The Northwest Territory - Civil Beginnings |
Supplementary Matter |
French and American Differences |
In temperament, customs, habits and general character the two elements had little in common. The French are pictured as indolent, shiftless and easy-going, given to vivacity, noise and merrymaking, their very manner of apportioning their lands being an index to their social nature, for the long, narrow tracts they farmed were so shaped as to bring their houses near together. The Americans, on the other hand, were businesslike and thrifty, with an eye to seizing advantages, and when the two classes came into industrial competition the incompetent Frenchman gradually went to the wall and much of his land that had formerly yielded him some sort of a living went to his competitor at prices little more than nominal.

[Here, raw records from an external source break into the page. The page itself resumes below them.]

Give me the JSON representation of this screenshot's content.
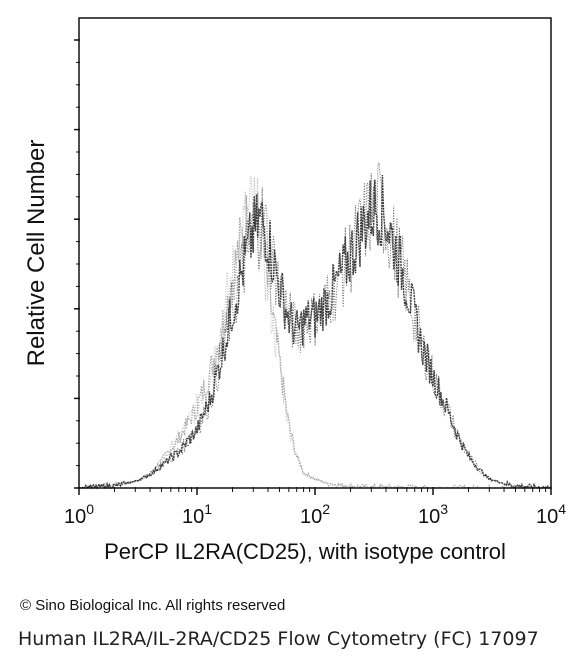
{
  "chart_data": {
    "type": "area",
    "title": "",
    "xlabel": "PerCP IL2RA(CD25), with isotype control",
    "ylabel": "Relative Cell Number",
    "x_scale": "log",
    "xlim": [
      1,
      10000
    ],
    "ylim": [
      0,
      100
    ],
    "x_ticks": [
      {
        "value": 1,
        "base": "10",
        "exp": "0"
      },
      {
        "value": 10,
        "base": "10",
        "exp": "1"
      },
      {
        "value": 100,
        "base": "10",
        "exp": "2"
      },
      {
        "value": 1000,
        "base": "10",
        "exp": "3"
      },
      {
        "value": 10000,
        "base": "10",
        "exp": "4"
      }
    ],
    "y_ticks": [
      0,
      20,
      40,
      60,
      80,
      100
    ],
    "grid": false,
    "legend": "none",
    "series": [
      {
        "role": "isotype control",
        "color": "#9a9a9a",
        "x": [
          1,
          2,
          3,
          4,
          5,
          7,
          10,
          13,
          16,
          20,
          25,
          30,
          35,
          40,
          50,
          60,
          70,
          80,
          100,
          130,
          180,
          250,
          400,
          700,
          1000
        ],
        "y": [
          0,
          0.5,
          1.5,
          3,
          6,
          11,
          18,
          26,
          35,
          47,
          58,
          62,
          57,
          45,
          28,
          14,
          7,
          3.5,
          2,
          1,
          0.5,
          0.3,
          0.2,
          0.1,
          0
        ]
      },
      {
        "role": "IL2RA(CD25)",
        "color": "#2a2a2a",
        "x": [
          1,
          2,
          3,
          4,
          5,
          7,
          10,
          13,
          16,
          20,
          25,
          30,
          35,
          40,
          45,
          50,
          60,
          70,
          80,
          90,
          100,
          120,
          150,
          200,
          250,
          300,
          350,
          400,
          500,
          600,
          700,
          800,
          1000,
          1300,
          1600,
          2000,
          2500,
          3000,
          4000,
          5000,
          7000,
          10000
        ],
        "y": [
          0,
          0.5,
          1.5,
          3,
          5,
          8,
          13,
          20,
          29,
          40,
          50,
          57,
          60,
          56,
          50,
          45,
          38,
          35,
          37,
          38,
          38,
          41,
          45,
          52,
          58,
          62,
          63,
          60,
          52,
          45,
          38,
          32,
          25,
          18,
          12,
          7,
          4,
          2,
          1,
          0.5,
          0.2,
          0
        ]
      }
    ]
  },
  "footer": {
    "copyright": "© Sino Biological Inc. All rights reserved",
    "caption": "Human IL2RA/IL-2RA/CD25 Flow Cytometry (FC) 17097"
  }
}
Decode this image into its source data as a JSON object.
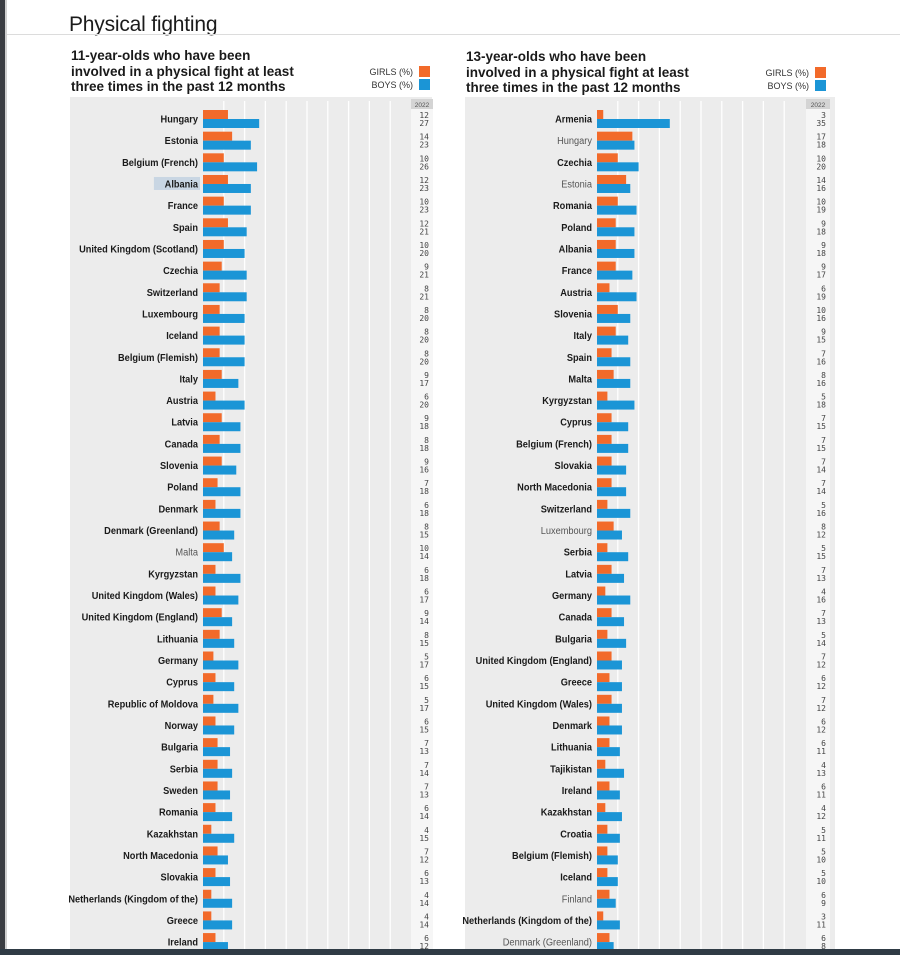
{
  "page": {
    "title": "Physical fighting"
  },
  "colors": {
    "girls": "#f26a2a",
    "boys": "#1b95d6",
    "panel_bg": "#ececec",
    "value_col_bg": "#f6f6f6",
    "gridline": "#ffffff"
  },
  "chart_data": [
    {
      "type": "bar",
      "orientation": "horizontal",
      "title": "11-year-olds who have been involved in a physical fight at least three times in the past 12 months",
      "title_lines": [
        "11-year-olds who have been",
        "involved in a physical fight at least",
        "three times in the past 12 months"
      ],
      "legend": [
        "GIRLS (%)",
        "BOYS (%)"
      ],
      "legend_placement": "top-right",
      "value_column_header": "2022",
      "xlim": [
        0,
        40
      ],
      "grid": true,
      "categories": [
        "Hungary",
        "Estonia",
        "Belgium (French)",
        "Albania",
        "France",
        "Spain",
        "United Kingdom (Scotland)",
        "Czechia",
        "Switzerland",
        "Luxembourg",
        "Iceland",
        "Belgium (Flemish)",
        "Italy",
        "Austria",
        "Latvia",
        "Canada",
        "Slovenia",
        "Poland",
        "Denmark",
        "Denmark (Greenland)",
        "Malta",
        "Kyrgyzstan",
        "United Kingdom (Wales)",
        "United Kingdom (England)",
        "Lithuania",
        "Germany",
        "Cyprus",
        "Republic of Moldova",
        "Norway",
        "Bulgaria",
        "Serbia",
        "Sweden",
        "Romania",
        "Kazakhstan",
        "North Macedonia",
        "Slovakia",
        "Netherlands (Kingdom of the)",
        "Greece",
        "Ireland"
      ],
      "non_significant_labels": [
        "Malta"
      ],
      "highlighted_label": "Albania",
      "series": [
        {
          "name": "GIRLS (%)",
          "values": [
            12,
            14,
            10,
            12,
            10,
            12,
            10,
            9,
            8,
            8,
            8,
            8,
            9,
            6,
            9,
            8,
            9,
            7,
            6,
            8,
            10,
            6,
            6,
            9,
            8,
            5,
            6,
            5,
            6,
            7,
            7,
            7,
            6,
            4,
            7,
            6,
            4,
            4,
            6
          ]
        },
        {
          "name": "BOYS (%)",
          "values": [
            27,
            23,
            26,
            23,
            23,
            21,
            20,
            21,
            21,
            20,
            20,
            20,
            17,
            20,
            18,
            18,
            16,
            18,
            18,
            15,
            14,
            18,
            17,
            14,
            15,
            17,
            15,
            17,
            15,
            13,
            14,
            13,
            14,
            15,
            12,
            13,
            14,
            14,
            12
          ]
        }
      ]
    },
    {
      "type": "bar",
      "orientation": "horizontal",
      "title": "13-year-olds who have been involved in a physical fight at least three times in the past 12 months",
      "title_lines": [
        "13-year-olds who have been",
        "involved in a physical fight at least",
        "three times in the past 12 months"
      ],
      "legend": [
        "GIRLS (%)",
        "BOYS (%)"
      ],
      "legend_placement": "top-right",
      "value_column_header": "2022",
      "xlim": [
        0,
        40
      ],
      "grid": true,
      "categories": [
        "Armenia",
        "Hungary",
        "Czechia",
        "Estonia",
        "Romania",
        "Poland",
        "Albania",
        "France",
        "Austria",
        "Slovenia",
        "Italy",
        "Spain",
        "Malta",
        "Kyrgyzstan",
        "Cyprus",
        "Belgium (French)",
        "Slovakia",
        "North Macedonia",
        "Switzerland",
        "Luxembourg",
        "Serbia",
        "Latvia",
        "Germany",
        "Canada",
        "Bulgaria",
        "United Kingdom (England)",
        "Greece",
        "United Kingdom (Wales)",
        "Denmark",
        "Lithuania",
        "Tajikistan",
        "Ireland",
        "Kazakhstan",
        "Croatia",
        "Belgium (Flemish)",
        "Iceland",
        "Finland",
        "Netherlands (Kingdom of the)",
        "Denmark (Greenland)"
      ],
      "non_significant_labels": [
        "Hungary",
        "Estonia",
        "Luxembourg",
        "Finland",
        "Denmark (Greenland)"
      ],
      "highlighted_label": "",
      "series": [
        {
          "name": "GIRLS (%)",
          "values": [
            3,
            17,
            10,
            14,
            10,
            9,
            9,
            9,
            6,
            10,
            9,
            7,
            8,
            5,
            7,
            7,
            7,
            7,
            5,
            8,
            5,
            7,
            4,
            7,
            5,
            7,
            6,
            7,
            6,
            6,
            4,
            6,
            4,
            5,
            5,
            5,
            6,
            3,
            6
          ]
        },
        {
          "name": "BOYS (%)",
          "values": [
            35,
            18,
            20,
            16,
            19,
            18,
            18,
            17,
            19,
            16,
            15,
            16,
            16,
            18,
            15,
            15,
            14,
            14,
            16,
            12,
            15,
            13,
            16,
            13,
            14,
            12,
            12,
            12,
            12,
            11,
            13,
            11,
            12,
            11,
            10,
            10,
            9,
            11,
            8
          ]
        }
      ]
    }
  ]
}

Before this turn of affairs, however, they had serious cause of complaint, as is shown by a letter, signed by sixteen of the leading citizens of Vincennes and addressed to the Governor of Virginia in 1781. This letter affirms "horrible treatment" from the Virginia troops, particularly after Colonel Clark left the town, the charge being that they were obliged to accept for their goods and food supplies depreciated Continental money at coin value; that their cattle and hogs were killed in the fields, their flour and corn taken forcibly, and various other wrongs perpetrated (George Rogers Clark Papers, pp. 430).
These summary proceedings might have been accounted for, in part, by the exigencies of war, for the capture of Vincennes was by no means the end of military operations in the Northwest, but they also indicate that the rude frontiersman who performed the rough work of conquest that has been described, was not given to gentleness, nor, perhaps, to strict justice. In short, the less robust exiles were not fitted to cope with him and with those who followed him as permanent citizens, and thus the story of French life on Indiana soil has in it something of tragedy.